While I love the ingenuity of this system, I have some trouble seeing it used as an economically viable energy storage option. According to the article, they would need about 45 m3 to store 10 kwh. At a concrete price of 200-300 $/m3, that would come to 9-13.5k USD just for the concrete. That's omitting any costs for the carbon black electrolyte, material processing, electrolyte separators and other things, so a very optimistic estimate.
Meanwhile, battery prices have fallen so much that you can buy 10 kwh of Li-Ion batteries for about $1500 ($150/kwh 2021 prices). The saving grace might be to have it do double duty as a structural element in the building, but many other posters have pointed out that there are many safety and construction problems that would have to be solved for that first.

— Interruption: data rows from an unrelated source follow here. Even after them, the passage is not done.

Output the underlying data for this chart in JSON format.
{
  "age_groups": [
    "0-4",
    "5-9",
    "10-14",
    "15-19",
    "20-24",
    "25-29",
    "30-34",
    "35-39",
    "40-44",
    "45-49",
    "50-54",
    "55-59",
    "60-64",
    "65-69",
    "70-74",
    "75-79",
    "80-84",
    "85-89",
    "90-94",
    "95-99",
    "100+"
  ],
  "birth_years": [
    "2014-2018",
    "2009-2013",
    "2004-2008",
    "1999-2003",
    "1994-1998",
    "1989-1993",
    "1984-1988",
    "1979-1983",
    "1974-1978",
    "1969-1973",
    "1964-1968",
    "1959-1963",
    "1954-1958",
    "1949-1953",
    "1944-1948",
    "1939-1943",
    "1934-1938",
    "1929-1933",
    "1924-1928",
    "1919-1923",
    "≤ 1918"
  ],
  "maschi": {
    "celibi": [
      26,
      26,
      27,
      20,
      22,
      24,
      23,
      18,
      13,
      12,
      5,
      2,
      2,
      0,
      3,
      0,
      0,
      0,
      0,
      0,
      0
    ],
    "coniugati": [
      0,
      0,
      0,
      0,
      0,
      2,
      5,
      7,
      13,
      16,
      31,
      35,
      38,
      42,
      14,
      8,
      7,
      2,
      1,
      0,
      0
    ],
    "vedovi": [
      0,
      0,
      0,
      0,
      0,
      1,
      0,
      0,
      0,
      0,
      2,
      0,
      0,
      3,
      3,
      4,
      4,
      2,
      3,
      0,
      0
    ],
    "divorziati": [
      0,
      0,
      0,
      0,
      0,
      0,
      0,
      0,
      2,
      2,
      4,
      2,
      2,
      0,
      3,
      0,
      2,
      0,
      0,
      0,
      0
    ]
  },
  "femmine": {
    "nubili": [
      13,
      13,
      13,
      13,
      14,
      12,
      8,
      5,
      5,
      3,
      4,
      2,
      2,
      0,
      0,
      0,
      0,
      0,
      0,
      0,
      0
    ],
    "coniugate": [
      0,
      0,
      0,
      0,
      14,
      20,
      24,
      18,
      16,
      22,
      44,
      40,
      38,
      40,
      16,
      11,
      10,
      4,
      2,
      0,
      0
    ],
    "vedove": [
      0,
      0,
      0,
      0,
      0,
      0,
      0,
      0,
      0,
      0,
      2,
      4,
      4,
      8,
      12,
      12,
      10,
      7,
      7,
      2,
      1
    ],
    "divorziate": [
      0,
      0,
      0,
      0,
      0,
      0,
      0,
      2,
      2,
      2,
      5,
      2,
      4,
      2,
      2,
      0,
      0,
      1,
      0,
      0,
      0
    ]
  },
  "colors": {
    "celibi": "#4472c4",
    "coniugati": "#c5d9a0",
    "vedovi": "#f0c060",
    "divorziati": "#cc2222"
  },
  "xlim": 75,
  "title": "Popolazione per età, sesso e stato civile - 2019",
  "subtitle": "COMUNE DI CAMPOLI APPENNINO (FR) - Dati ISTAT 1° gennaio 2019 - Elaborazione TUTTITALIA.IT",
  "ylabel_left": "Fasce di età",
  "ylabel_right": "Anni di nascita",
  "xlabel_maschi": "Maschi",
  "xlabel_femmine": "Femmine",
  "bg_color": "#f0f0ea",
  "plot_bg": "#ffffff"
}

It might also turn out that lime for the concrete will become a rate limiting material. Not to mention the energy cost involved in mining both it and creating the carbon nanopowder.
But, a material with similar hydration properties to concrete, a biopolymer for instance, might exist and be made with less cost...
We actually have to start thinking about replacing concrete with something else to be more energy efficient and sustainable.
Raw concrete price in USA is closer to 150$/m3, often less.
One thing we don’t know is life expectancy vs Li-ion, whose 10-year charge is ~60%.
I haven’t read the paper; one thing that’ll also be interesting is operating temperatures. This could be a massive upside to concrete supercaps in certain parts of the globe.
Meanwhile, battery prices have fallen so much that you can buy 10 kwh of Li-Ion batteries for about $1500 ($150/kwh 2021 prices). The saving grace might be to have it do double duty as a structural element in the building, but many other posters have pointed out that there are many safety and construction problems that would have to be solved for that first.